Example change to hash chunk size:
CHUNK_SIZE = 4 << 20 # 4 MiB for faster sequential reads on SSD
Customizations
- Keep newest instead of lexicographically first:
# replace keeper selection
keeper = min(group, key=lambda p: p.stat().st_mtime) # oldest
# or newest
keeper = max(group, key=lambda p: p.stat().st_mtime)
- Exclude certain extensions:
EXCLUDE = {".iso", ".zip"}
# in iter_files():
if p.suffix.lower() in EXCLUDE:
continue
- Move to a quarantine directory instead of deleting:
quarantine = Path("./.duplicates")
quarantine.mkdir(exist_ok=True)
# replace p.unlink() with
p.replace(quarantine / p.name)
FAQ
- Does it scan subdirectories?
- Yes. It walks the entire tree under the given path.

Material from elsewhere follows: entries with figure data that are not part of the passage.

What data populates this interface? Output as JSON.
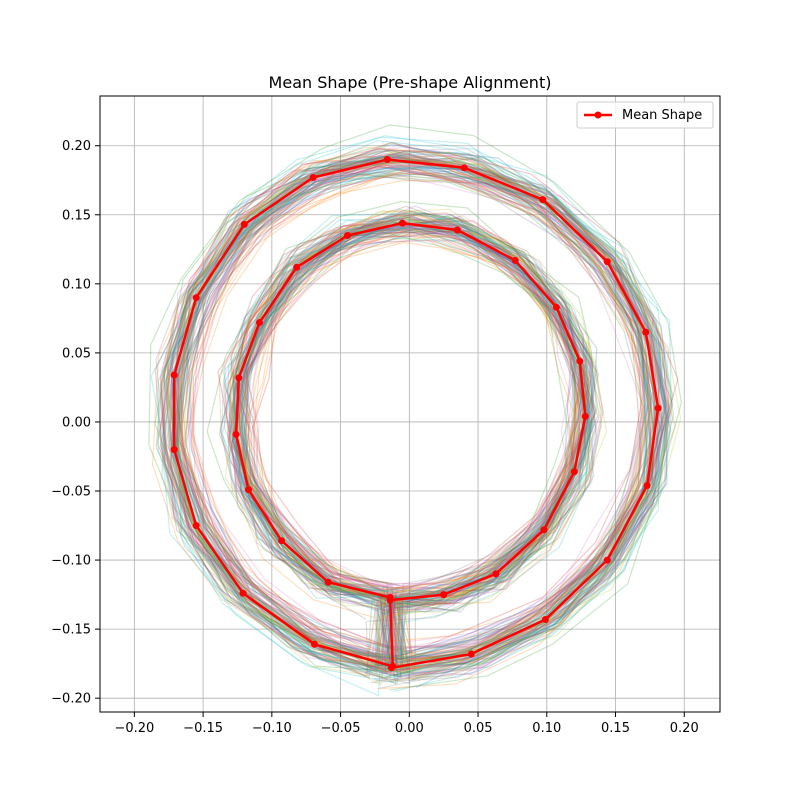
{
  "chart_data": {
    "type": "line",
    "title": "Mean Shape (Pre-shape Alignment)",
    "xlabel": "",
    "ylabel": "",
    "xlim": [
      -0.225,
      0.226
    ],
    "ylim": [
      -0.21,
      0.236
    ],
    "xticks": [
      -0.2,
      -0.15,
      -0.1,
      -0.05,
      0.0,
      0.05,
      0.1,
      0.15,
      0.2
    ],
    "xtick_labels": [
      "−0.20",
      "−0.15",
      "−0.10",
      "−0.05",
      "0.00",
      "0.05",
      "0.10",
      "0.15",
      "0.20"
    ],
    "yticks": [
      -0.2,
      -0.15,
      -0.1,
      -0.05,
      0.0,
      0.05,
      0.1,
      0.15,
      0.2
    ],
    "ytick_labels": [
      "−0.20",
      "−0.15",
      "−0.10",
      "−0.05",
      "0.00",
      "0.05",
      "0.10",
      "0.15",
      "0.20"
    ],
    "grid": true,
    "legend": {
      "position": "top-right",
      "entries": [
        "Mean Shape"
      ]
    },
    "mean_shape": {
      "name": "Mean Shape",
      "color": "#ff0000",
      "points": [
        [
          -0.013,
          -0.178
        ],
        [
          0.045,
          -0.168
        ],
        [
          0.099,
          -0.143
        ],
        [
          0.144,
          -0.1
        ],
        [
          0.173,
          -0.046
        ],
        [
          0.181,
          0.01
        ],
        [
          0.172,
          0.065
        ],
        [
          0.144,
          0.116
        ],
        [
          0.097,
          0.161
        ],
        [
          0.04,
          0.184
        ],
        [
          -0.016,
          0.19
        ],
        [
          -0.07,
          0.177
        ],
        [
          -0.12,
          0.143
        ],
        [
          -0.155,
          0.09
        ],
        [
          -0.171,
          0.034
        ],
        [
          -0.171,
          -0.02
        ],
        [
          -0.155,
          -0.075
        ],
        [
          -0.121,
          -0.124
        ],
        [
          -0.069,
          -0.161
        ],
        [
          -0.012,
          -0.177
        ],
        [
          -0.014,
          -0.129
        ],
        [
          0.025,
          -0.125
        ],
        [
          0.063,
          -0.11
        ],
        [
          0.098,
          -0.078
        ],
        [
          0.12,
          -0.036
        ],
        [
          0.128,
          0.004
        ],
        [
          0.124,
          0.044
        ],
        [
          0.107,
          0.083
        ],
        [
          0.077,
          0.117
        ],
        [
          0.035,
          0.139
        ],
        [
          -0.005,
          0.144
        ],
        [
          -0.045,
          0.135
        ],
        [
          -0.082,
          0.112
        ],
        [
          -0.109,
          0.072
        ],
        [
          -0.124,
          0.032
        ],
        [
          -0.126,
          -0.009
        ],
        [
          -0.117,
          -0.049
        ],
        [
          -0.093,
          -0.086
        ],
        [
          -0.059,
          -0.116
        ],
        [
          -0.014,
          -0.127
        ]
      ]
    },
    "aligned_shapes": {
      "count": 100,
      "colors": [
        "#1f77b4",
        "#ff7f0e",
        "#2ca02c",
        "#d62728",
        "#9467bd",
        "#8c564b",
        "#e377c2",
        "#7f7f7f",
        "#bcbd22",
        "#17becf"
      ]
    }
  }
}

- Does it follow symlinks?
- No, to avoid loops and surprises. You can change os.walk(..., followlinks=True) if you need it.
- Can it handle huge files (GBs)?
- Yes. Hashing streams in fixed-size chunks; memory usage stays low.
- Are partial-hash collisions a risk?
- No for correctness: full hashes verify before deletion. The partial step only saves work.
- Can I replace duplicates with hard links instead of deleting?
- Not in this minimal script. You could keep one file, delete the duplicate, then os.link(keeper, duplicate_path) to hardlink, but ensure both are on the same filesystem.